Posted by craski about 1 year ago
LEO Satellite certainly appears to be a potential solution for a lot of people but I'm sceptical they can get the vast number of satellites in their system operational in ~2 to 4 years. I would however loved to be proved wrong on that.

O3b's Medium Earth Orbit looks considerably better than Geostationary systems too. Not as low latency at LEO but still way quicker than Geo and far less satellites required in orbit to achieve coverage.
Posted by Saurus about 1 year ago
@TheEulerID "...Either split the market into market A/B type areas for broadband and charge differential rates or some sort of modest levy on BB connections."
I think you will find this is already the case, I pay £17+ for an up to 8meg connection yet if I lived in Ipswich/Norwich e.g. at my previous address in Norwich I can get a much faster service at a significantly lower price with the same ISP.
Posted by themanstan about 1 year ago
I think he means return to full monopoly, no wholesale so time on ROI infrastructure roll-out is more reasonable.
Posted by Septuagent about 1 year ago
I do not know exactly what is meant by premises. ONS says that there were 26.7 million households in 2014. 4 million "premises", which presumably includes offices and non "household" places, seems to me to be a pretty poor figure and in dire need of substantial increase, and that right soon.
Posted by MobiusPizza about 1 year ago
One think the government can do to help people and potential save a lot of time and money is if they require all new homes to be equipped for FTTC/P that is paid for by the housing developer, who earn thousand time more profit per development than the cost of upgrading the local cabinet any way.

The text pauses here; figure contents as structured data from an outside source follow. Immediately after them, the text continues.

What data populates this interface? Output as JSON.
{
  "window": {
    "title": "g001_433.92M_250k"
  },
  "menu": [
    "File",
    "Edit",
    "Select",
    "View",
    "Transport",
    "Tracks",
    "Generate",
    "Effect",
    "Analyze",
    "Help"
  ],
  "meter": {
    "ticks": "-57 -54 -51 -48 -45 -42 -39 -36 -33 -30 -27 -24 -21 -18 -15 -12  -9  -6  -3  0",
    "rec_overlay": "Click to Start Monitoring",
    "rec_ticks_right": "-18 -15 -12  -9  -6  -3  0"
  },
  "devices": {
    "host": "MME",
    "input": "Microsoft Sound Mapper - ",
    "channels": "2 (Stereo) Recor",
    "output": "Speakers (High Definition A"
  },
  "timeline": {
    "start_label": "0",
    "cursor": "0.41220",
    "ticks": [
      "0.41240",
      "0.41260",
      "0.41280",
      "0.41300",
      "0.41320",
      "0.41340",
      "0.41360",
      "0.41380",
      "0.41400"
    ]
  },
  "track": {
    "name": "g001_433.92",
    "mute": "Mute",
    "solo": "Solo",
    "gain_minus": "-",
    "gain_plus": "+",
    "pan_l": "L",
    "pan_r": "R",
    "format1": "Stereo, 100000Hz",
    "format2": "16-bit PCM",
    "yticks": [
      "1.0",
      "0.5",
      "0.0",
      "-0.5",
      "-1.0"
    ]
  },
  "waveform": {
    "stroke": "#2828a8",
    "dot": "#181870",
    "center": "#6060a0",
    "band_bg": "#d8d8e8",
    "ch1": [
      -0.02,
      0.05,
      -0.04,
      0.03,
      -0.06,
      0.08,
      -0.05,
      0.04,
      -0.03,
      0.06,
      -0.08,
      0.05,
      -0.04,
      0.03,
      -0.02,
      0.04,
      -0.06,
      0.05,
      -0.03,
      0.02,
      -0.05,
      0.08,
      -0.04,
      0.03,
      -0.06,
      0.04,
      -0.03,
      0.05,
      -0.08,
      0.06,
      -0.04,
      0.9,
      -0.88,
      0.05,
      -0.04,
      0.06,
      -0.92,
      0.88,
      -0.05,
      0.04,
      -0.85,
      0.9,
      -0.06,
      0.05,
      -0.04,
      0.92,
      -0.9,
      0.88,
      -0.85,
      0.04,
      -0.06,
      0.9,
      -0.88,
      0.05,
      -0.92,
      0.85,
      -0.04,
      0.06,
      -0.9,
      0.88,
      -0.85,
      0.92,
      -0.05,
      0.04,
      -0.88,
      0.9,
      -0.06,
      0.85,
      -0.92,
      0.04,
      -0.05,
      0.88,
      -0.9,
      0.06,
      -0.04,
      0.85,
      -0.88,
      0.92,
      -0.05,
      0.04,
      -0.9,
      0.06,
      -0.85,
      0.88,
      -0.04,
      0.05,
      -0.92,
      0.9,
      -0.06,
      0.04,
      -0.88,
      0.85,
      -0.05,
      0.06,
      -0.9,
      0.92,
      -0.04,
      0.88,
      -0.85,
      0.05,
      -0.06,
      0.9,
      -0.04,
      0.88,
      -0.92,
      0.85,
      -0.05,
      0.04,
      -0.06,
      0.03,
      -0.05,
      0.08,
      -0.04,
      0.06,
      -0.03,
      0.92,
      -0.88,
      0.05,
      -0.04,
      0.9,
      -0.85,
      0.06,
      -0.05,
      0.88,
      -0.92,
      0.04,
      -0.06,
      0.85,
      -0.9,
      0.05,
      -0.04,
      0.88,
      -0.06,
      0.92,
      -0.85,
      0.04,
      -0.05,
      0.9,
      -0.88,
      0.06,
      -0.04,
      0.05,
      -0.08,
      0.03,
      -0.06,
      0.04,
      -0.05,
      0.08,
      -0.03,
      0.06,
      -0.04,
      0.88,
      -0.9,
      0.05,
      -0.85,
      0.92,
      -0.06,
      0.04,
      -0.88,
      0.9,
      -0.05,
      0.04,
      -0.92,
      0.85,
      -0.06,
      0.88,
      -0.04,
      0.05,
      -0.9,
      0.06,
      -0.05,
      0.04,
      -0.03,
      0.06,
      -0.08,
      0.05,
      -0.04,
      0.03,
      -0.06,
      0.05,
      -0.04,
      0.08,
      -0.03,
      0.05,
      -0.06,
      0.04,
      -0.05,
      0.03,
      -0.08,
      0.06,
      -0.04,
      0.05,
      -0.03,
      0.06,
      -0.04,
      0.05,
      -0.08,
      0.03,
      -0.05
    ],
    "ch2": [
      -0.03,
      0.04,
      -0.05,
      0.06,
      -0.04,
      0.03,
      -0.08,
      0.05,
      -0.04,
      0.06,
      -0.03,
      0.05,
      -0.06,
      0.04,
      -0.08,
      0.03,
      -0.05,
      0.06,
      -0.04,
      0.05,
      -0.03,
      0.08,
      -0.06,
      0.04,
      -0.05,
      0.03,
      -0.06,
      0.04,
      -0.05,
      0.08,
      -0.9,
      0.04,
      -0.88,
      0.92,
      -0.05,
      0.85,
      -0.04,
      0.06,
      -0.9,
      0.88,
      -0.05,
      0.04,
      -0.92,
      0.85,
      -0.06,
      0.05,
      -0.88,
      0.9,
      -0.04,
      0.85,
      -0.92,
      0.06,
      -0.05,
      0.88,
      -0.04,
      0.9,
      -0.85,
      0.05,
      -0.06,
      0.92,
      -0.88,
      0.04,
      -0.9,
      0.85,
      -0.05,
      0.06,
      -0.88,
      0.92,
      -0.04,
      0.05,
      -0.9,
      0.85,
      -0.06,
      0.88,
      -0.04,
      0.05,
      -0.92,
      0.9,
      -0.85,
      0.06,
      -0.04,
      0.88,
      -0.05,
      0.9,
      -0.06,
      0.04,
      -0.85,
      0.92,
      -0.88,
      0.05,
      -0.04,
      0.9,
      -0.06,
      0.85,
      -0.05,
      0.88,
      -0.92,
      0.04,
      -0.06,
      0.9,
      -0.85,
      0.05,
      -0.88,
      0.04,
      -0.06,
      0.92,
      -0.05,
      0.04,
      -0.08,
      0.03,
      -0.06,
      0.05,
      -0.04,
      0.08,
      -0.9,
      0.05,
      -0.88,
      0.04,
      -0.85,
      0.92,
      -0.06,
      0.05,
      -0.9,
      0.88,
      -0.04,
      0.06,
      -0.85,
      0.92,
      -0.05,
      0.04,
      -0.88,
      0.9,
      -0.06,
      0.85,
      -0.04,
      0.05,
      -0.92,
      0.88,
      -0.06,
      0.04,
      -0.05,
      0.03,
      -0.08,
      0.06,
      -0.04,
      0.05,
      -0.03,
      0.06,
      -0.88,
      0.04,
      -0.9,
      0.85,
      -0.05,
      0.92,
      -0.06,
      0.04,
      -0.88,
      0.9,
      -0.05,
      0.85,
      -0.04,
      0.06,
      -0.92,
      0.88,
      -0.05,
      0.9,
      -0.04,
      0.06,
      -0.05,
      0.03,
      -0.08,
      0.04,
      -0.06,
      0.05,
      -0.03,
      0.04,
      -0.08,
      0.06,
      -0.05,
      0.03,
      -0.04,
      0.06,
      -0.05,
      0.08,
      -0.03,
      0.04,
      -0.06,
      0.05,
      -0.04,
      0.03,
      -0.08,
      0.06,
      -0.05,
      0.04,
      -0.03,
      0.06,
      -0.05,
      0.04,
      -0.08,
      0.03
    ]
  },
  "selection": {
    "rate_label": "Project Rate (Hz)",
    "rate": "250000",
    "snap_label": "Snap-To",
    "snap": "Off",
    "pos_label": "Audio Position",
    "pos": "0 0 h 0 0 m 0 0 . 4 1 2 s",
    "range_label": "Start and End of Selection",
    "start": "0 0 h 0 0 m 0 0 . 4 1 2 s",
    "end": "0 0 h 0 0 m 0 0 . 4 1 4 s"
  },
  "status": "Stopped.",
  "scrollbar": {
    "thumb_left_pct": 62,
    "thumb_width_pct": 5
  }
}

I live in a new build of 300 homes and the broadband speed here is <3Mbps, that is right within Coventry city urban area with the exchange enabled for FTTC. The new cabinet they put up to serve the new estate is not FTTC enabled, and as such result in a broad band not-spot anti-oasis!
Posted by andrew (Favicon staff member) about 1 year ago
@Septuagent the four million is for just those delivered by the BDUK process and not the almost 20 million premises delivered via the commercial roll-outs.
Posted by WWWombat about 1 year ago
The makeup of the UK rollout:

That's nearly 22m premises done commercially (between BT and VM), 4m due to be done by BDUK phase 1, another 1m+ to be done by BDUK phase 2.

BT's recent re-evaluation of takeup might add another 250,000 premises to the total. VM's project lightning might catch some extra areas too.
Posted by WWWombat about 1 year ago

Though you'd think prospective buyers would check before they handed over the cash ... buyers that walk away would incentivise the developers.